The admissions committee will review completed applications and invite selected applicants to interview with our faculty by phone, Zoom, or similar virtual platforms. You must complete the interview process to be considered for admission, and final admissions decisions will be made from the pool of interviewed applicants. We will send interview invitations via email in January, and faculty will conduct virtual interviews that month. Selected applicants will be invited to an in-person campus visit in late February or early March to meet current faculty and graduate students, as well as learn more about the program and the Hopkins BME environment.
Applicants will be notified via email by mid-February with the outcome of their application. A full offer of admission to the program will include a yearly stipend, full tuition, matriculation fee, and individual medical and dental insurance. This applies to every accepted applicant, regardless of citizenship or national origin. Those offered admission will be asked to communicate their decision as soon as possible. The deadline to accept an offer of admission is April 15.
We extend two types of admissions offers: rotation offers and direct-match offers. The only difference between these types of offers is how the student chooses their thesis lab. In all other respects, the program is the same for all students. One type of offer isn’t better than the other – some students prefer the certainty of the direct-match offer, and some students prefer the flexibility of the rotation offer.
Students who receive a direct-match offer typically join a specific research lab from day one of the program. Some direct-match offers allow the student to choose from a small number of labs. In these cases, students may have the opportunity to rotate within this subset of labs.

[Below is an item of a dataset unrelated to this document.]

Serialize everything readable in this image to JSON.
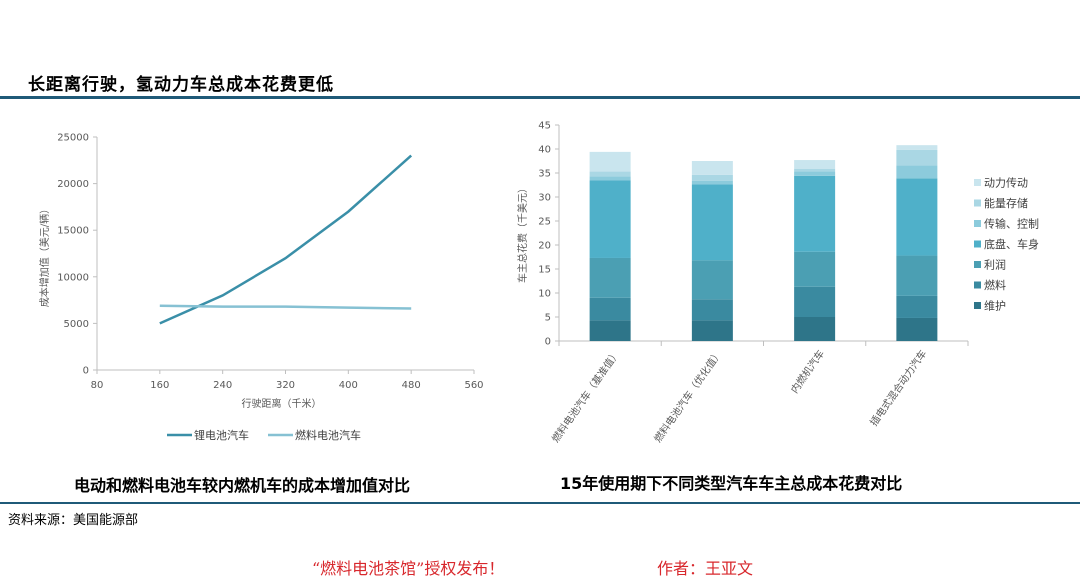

We have a limited number of rotation offers via NIH-funded training grants and other funding mechanisms that enable students to rotate through different laboratories during their first year. Students who receive a rotation offer are able to rotate with any JHU faculty (inside or outside of the BME department) who are accepting new students. Typically, rotation students do 1-3 rotations before settling on their thesis lab by the end of their first year.
The Vivien Thomas Scholars Initiative (VTSI) is a new endowed fellowship program at Johns Hopkins for PhD students in STEM fields. It provides full tuition, stipend, and benefits while also providing targeted mentoring, networking, community, and professional development opportunities. Students who have attended a historically black college and university or other minority serving institution for undergraduate study are eligible to apply. To be considered for the VTSI, all application and supplementary materials must be received by December 1, 2023.